After being fired from the cast of Transformers 3, Megan Fox largely disappeared from the public eye, citing how intense the media scrutiny had become. Fox told ET in 2019 that during this time she “didn’t want to be seen.”
“I didn’t want to have to take a photo, do a magazine, walk a carpet. I didn’t want to be seen in public at all because the fear, and the belief, and the absolute certainty that I was going to be mocked, or spat at, or someone was going to yell at me, or people would stone me or savage me for just being out,” she said.
She commented that she had “endured some genuinely harrowing experiences in a ruthlessly misogynistic industry,” in response to fans in an uproar over a resurfaced sexist interview on Jimmy Kimmel.
Megan Fox returns
Megan Fox has since unashamedly stepped back into the public eye, reclaiming her appearance . Fast forward to this year’s Met Gala, she told red carpet host Keke Palmer that she’s “not afraid to be sexy”.
"A woman who is intelligent and also knows how to weaponise her beauty… there's nothing more dangerous than that. There's nothing more powerful than that,” Fox said.
It’s fair to say that Megan Fox, like many women in Hollywood, carries a remarkably complex legacy. What’s the difference between being sexualised and owning your sexuality? Do women have slightly more agency over their narratives now? These aren’t really questions I can definitively answer, but with this new film, her relationship with one of pop punk’s biggest stars, and her comments at the Met Gala, it’s clear Megan looks to own her story in ways that she just couldn’t 10 years ago.

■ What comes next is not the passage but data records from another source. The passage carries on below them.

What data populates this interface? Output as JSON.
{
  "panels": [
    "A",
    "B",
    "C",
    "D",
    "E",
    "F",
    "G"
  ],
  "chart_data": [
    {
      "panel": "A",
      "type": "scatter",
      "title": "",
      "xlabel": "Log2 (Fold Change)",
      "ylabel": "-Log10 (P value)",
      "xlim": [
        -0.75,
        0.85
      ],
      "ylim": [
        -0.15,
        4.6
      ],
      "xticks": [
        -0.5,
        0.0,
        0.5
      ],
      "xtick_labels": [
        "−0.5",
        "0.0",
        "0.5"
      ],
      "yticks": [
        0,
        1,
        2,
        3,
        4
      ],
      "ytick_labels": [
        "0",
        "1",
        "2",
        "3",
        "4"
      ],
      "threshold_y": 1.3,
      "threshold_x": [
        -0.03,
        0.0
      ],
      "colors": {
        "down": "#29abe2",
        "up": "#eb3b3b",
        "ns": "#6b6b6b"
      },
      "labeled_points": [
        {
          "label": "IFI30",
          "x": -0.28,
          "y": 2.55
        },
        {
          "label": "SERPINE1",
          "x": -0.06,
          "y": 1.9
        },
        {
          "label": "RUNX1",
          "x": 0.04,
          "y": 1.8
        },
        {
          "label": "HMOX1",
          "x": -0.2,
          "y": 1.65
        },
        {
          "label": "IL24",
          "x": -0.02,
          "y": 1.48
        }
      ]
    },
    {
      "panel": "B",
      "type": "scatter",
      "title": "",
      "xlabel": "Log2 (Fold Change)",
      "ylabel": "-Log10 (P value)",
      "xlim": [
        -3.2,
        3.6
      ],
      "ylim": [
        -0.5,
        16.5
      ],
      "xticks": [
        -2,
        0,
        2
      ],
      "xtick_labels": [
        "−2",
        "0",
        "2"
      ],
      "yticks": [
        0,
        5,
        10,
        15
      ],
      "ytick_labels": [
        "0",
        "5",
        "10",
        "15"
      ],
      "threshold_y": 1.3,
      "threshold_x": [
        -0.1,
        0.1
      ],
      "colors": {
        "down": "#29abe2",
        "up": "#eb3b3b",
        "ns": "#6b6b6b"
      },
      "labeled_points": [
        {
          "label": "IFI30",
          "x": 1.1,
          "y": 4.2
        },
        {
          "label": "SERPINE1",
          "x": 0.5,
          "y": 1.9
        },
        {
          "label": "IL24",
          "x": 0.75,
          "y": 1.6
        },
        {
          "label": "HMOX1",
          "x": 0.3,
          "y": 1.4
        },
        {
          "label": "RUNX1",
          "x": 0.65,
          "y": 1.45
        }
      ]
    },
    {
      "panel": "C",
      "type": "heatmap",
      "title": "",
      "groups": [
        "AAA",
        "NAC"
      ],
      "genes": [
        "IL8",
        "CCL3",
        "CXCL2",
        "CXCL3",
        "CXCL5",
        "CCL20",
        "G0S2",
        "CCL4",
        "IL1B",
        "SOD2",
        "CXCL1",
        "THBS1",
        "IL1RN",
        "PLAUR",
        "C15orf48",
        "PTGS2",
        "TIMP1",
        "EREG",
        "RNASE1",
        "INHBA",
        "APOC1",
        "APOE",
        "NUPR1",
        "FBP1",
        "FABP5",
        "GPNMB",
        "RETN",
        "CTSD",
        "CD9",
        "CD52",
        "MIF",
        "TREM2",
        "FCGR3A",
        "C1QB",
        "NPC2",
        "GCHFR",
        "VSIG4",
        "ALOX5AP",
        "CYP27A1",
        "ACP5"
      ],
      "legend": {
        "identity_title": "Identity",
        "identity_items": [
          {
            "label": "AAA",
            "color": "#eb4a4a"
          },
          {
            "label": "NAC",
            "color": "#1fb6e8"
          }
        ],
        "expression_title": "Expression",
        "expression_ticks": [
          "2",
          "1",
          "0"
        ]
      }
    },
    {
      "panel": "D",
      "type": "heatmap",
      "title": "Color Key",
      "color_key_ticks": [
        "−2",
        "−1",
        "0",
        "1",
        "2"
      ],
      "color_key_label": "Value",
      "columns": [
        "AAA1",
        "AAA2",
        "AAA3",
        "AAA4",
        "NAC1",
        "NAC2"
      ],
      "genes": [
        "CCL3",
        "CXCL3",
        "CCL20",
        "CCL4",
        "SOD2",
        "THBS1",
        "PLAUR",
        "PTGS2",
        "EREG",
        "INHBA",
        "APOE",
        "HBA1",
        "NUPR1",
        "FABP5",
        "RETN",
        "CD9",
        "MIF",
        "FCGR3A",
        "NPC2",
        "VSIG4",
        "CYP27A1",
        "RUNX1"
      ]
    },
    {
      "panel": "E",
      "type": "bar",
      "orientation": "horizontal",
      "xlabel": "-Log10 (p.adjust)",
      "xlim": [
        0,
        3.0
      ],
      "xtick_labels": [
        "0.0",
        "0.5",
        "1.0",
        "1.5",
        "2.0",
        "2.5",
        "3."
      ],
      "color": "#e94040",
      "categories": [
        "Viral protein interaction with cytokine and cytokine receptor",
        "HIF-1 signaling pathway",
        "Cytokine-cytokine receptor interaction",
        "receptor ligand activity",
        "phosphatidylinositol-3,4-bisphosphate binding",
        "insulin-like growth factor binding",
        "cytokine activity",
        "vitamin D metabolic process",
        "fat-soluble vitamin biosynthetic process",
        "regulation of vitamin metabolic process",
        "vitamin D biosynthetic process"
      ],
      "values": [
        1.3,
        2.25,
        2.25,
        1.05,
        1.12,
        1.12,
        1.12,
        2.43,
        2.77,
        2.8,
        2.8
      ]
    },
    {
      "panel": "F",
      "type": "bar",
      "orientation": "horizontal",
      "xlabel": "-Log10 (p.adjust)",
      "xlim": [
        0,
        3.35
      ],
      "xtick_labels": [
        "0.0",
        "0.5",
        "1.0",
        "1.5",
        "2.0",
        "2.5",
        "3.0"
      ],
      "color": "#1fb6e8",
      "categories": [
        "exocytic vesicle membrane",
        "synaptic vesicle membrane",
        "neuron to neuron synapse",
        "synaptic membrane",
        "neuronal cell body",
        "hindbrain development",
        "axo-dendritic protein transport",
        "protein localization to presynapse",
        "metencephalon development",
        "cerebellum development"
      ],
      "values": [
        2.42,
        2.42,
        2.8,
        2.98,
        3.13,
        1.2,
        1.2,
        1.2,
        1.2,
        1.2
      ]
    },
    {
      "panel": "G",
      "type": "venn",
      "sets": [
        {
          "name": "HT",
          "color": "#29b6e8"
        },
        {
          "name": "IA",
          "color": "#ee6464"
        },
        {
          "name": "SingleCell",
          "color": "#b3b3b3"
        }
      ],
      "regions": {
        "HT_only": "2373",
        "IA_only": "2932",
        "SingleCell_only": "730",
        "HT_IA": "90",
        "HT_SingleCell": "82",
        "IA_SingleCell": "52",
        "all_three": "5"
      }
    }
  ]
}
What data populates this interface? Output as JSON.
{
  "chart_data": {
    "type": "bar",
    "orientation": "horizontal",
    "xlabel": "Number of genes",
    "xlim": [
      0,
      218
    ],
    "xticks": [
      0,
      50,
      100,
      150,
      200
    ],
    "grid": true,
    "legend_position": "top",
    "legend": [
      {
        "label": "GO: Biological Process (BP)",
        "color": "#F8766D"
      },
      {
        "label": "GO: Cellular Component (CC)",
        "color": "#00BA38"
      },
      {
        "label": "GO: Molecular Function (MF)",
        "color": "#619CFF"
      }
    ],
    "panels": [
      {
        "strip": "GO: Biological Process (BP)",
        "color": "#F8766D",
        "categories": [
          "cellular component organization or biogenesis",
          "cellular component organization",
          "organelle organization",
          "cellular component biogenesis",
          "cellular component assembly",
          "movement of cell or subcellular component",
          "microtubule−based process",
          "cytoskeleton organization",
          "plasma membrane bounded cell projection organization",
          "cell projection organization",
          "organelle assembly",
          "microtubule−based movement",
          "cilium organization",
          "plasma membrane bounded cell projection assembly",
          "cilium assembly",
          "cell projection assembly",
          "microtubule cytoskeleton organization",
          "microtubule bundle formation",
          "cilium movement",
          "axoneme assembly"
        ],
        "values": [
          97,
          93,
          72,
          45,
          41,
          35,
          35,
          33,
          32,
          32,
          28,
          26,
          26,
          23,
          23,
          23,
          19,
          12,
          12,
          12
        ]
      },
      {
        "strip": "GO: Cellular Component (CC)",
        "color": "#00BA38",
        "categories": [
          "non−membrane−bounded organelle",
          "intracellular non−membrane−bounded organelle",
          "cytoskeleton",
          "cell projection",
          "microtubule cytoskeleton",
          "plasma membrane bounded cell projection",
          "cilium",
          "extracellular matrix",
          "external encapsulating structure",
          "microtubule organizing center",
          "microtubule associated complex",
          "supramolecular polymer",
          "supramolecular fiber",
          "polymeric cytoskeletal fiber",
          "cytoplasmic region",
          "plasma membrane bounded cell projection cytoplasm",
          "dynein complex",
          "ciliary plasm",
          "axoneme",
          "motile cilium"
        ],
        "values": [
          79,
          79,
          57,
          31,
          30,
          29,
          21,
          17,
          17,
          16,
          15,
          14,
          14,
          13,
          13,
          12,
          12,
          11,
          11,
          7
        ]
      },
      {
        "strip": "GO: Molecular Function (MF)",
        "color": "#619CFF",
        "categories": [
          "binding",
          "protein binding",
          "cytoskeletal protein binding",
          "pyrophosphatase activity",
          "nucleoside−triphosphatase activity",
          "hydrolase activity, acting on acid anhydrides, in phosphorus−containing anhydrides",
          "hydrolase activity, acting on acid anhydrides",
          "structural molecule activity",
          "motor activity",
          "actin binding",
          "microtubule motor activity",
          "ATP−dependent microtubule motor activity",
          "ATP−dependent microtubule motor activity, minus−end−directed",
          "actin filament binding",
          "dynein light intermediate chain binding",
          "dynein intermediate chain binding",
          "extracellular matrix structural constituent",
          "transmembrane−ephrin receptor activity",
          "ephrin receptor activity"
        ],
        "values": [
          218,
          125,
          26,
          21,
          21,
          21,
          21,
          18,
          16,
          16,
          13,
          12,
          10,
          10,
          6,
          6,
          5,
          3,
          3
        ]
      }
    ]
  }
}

In Till Death, we have a far more fleshed out character – and one that’s stereotypically sexualised far less – than in Transformers. Megan Fox is the hero, and the film is dripping with criticism of immature men. It’s fitting that Till Death, one of Fox’s biggest films in years, overtly critiques misogyny and the dismissal of women’s agency – when those are the very things that drove Fox away from the industry to begin with.
There’s a line in Till Death that has stuck with me, where Megan’s character, Emma exasperates to her dead husband’s body, “I was dragging your lifeless corpse around long before you put a bullet in that deranged head of yours. I’m going to cut myself free of you if it’s the last thing I do.” Emma is expressing here what happens when women bear the brunt of male rage; they face the fallout from the actions of the toxic men in their lives. Regaining their power can be an immensely difficult step. This, surely, is a concept Megan Fox can relate to.
In Till Death, Megan Fox is in full final girl form. She carries the movie with her performance. Is this Jennifer’s Body 2? Not quite. But here, Fox is at her best.
There are many different meanings and takeaways one could construe from Till Death (and you know I have). Maybe the most striking takeaway is the simplest. Unlike Jennifer’s Body, in Till Death, Fox is the hero as opposed to the villain – one keen to remind us that when men can’t handle their emotions, very bad things happen.